Een mitose gaat in de volgende stappen:

  1. de chromosomen spiraliseren. Hierdoor kan je ze zien.
  2. de chromosomen kopiëren zich en gaan naast elkaar in het midden van de cel liggen. Ieder chromosoom bestaat nu uit 2 gelijke draden die aan elkaar vast zitten.  
  3. de 2 chromosoomdraden gaan zich delen. De 2 draden worden door dunne draadjes  uit elkaar getrokken, ieder naar een tegenoverliggend pool (zijde).
  4. Er ontstaat een nieuwe celmembraan en er zijn nu twee cellen gevormd met exact dezelfde erfelijke informatie, een kopie dus.

Mitosedelingen heb je nodig om te groeien, om cellen te vervangen en om wonden te herstellen.

Aan het begin van de zwangerschap kunnen de cellen nog allerlei soorten cellen worden. Dit noemen we stamcellen. Alle genen in de cel zijn nog bruikbaar.

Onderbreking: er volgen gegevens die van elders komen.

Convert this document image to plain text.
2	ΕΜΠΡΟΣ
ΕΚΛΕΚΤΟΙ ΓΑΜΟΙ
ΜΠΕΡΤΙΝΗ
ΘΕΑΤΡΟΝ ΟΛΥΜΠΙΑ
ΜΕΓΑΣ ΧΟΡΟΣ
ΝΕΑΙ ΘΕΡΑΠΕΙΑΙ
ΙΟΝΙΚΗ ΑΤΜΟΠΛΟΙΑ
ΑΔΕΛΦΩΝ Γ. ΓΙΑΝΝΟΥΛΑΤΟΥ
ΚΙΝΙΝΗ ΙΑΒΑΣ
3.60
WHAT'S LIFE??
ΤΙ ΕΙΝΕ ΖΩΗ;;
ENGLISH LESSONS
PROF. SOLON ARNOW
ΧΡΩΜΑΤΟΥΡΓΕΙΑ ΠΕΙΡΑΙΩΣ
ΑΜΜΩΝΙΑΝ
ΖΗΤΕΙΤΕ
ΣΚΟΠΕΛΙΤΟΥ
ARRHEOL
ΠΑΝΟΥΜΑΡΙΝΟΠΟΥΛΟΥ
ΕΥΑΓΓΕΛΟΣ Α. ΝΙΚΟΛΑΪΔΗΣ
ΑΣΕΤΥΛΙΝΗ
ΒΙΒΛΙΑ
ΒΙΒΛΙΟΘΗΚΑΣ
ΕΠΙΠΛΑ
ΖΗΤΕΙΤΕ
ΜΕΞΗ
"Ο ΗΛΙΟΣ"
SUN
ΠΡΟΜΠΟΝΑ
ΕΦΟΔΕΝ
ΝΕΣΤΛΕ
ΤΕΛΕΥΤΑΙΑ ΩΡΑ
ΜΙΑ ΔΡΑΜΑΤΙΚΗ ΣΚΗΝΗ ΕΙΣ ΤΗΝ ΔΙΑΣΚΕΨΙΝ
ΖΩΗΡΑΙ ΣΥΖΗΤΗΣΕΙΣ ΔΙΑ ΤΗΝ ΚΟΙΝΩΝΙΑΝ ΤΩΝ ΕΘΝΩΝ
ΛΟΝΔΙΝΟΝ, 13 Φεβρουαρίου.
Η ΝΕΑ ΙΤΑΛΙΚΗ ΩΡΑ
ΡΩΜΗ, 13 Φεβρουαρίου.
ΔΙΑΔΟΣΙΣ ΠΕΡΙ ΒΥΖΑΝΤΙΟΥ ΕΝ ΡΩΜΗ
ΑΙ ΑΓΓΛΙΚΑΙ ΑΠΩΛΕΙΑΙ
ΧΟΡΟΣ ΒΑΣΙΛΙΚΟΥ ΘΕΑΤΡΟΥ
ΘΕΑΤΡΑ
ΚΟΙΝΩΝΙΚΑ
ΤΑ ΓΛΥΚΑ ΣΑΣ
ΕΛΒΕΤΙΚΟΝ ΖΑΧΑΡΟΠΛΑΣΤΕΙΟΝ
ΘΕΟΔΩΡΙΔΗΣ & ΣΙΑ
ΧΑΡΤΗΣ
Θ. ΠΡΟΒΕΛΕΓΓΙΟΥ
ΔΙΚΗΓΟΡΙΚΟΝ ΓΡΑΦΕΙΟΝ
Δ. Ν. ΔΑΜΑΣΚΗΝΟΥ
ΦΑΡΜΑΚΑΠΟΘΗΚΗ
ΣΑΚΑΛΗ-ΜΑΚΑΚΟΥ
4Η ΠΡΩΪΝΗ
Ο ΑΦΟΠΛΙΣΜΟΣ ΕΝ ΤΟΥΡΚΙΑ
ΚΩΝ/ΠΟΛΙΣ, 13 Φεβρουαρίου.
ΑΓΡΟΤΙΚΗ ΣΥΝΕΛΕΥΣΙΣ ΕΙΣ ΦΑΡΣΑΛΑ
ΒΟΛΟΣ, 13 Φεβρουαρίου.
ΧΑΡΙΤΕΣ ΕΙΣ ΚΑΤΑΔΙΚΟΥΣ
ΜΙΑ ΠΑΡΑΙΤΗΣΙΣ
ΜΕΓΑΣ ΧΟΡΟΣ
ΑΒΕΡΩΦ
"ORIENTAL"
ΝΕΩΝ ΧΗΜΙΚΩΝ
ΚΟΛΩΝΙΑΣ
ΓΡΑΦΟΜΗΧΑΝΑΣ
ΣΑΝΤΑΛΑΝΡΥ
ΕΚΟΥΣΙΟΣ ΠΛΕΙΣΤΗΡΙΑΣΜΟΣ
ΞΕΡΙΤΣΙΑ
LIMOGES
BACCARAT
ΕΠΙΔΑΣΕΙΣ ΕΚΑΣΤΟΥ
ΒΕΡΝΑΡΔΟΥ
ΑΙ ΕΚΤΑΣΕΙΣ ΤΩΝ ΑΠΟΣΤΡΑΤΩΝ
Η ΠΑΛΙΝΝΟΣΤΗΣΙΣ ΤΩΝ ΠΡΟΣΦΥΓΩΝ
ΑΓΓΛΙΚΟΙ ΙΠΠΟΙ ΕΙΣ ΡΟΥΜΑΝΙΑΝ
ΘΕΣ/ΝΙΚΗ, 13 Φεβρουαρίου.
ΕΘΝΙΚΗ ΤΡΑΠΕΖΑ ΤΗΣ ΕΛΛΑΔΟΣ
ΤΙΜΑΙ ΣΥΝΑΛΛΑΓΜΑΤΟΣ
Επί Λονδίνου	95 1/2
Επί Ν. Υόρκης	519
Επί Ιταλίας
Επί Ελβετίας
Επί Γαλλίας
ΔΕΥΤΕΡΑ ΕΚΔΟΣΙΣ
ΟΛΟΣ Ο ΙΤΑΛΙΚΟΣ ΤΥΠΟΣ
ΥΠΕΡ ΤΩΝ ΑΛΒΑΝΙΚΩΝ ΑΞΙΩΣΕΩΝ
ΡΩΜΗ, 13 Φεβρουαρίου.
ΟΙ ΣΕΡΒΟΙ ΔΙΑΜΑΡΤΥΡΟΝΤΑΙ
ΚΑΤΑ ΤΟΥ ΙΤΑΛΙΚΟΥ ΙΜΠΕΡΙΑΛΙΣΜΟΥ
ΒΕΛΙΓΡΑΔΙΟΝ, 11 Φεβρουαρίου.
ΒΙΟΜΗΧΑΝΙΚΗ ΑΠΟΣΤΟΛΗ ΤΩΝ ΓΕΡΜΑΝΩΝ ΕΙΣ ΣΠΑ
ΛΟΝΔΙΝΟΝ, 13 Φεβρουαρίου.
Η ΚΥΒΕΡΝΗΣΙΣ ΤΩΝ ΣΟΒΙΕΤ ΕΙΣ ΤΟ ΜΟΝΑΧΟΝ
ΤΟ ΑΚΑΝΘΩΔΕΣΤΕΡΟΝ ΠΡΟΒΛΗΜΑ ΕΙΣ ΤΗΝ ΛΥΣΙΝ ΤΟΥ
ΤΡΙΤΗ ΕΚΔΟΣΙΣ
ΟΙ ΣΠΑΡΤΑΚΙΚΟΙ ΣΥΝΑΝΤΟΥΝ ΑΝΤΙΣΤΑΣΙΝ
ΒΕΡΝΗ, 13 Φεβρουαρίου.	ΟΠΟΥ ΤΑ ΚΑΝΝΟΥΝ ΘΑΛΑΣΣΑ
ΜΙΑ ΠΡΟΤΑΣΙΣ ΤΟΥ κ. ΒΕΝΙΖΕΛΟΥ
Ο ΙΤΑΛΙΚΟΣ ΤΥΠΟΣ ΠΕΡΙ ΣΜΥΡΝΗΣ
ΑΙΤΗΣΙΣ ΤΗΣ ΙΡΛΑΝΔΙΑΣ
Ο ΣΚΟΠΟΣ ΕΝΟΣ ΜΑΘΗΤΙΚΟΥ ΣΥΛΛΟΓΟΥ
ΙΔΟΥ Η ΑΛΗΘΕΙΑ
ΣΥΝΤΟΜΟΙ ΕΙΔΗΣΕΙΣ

Tijdens de zwangerschap worden verschillende soorten cellen gemaakt. Cellen gaan zich specialiseren. Voor ieder gen zit een “knopje” van aan of uit. Op het moment dat deze knopjes worden uitgezet zijn die genen niet meer bruikbaar. Het is dan bijvoorbeeld een spiercel geworden. Alle cellen die hieruit voortkomen zijn dan ook spiercellen.

Iedere cel heeft dus wel alle erfelijke informatie maar kan maar een klein gedeelte gebruiken.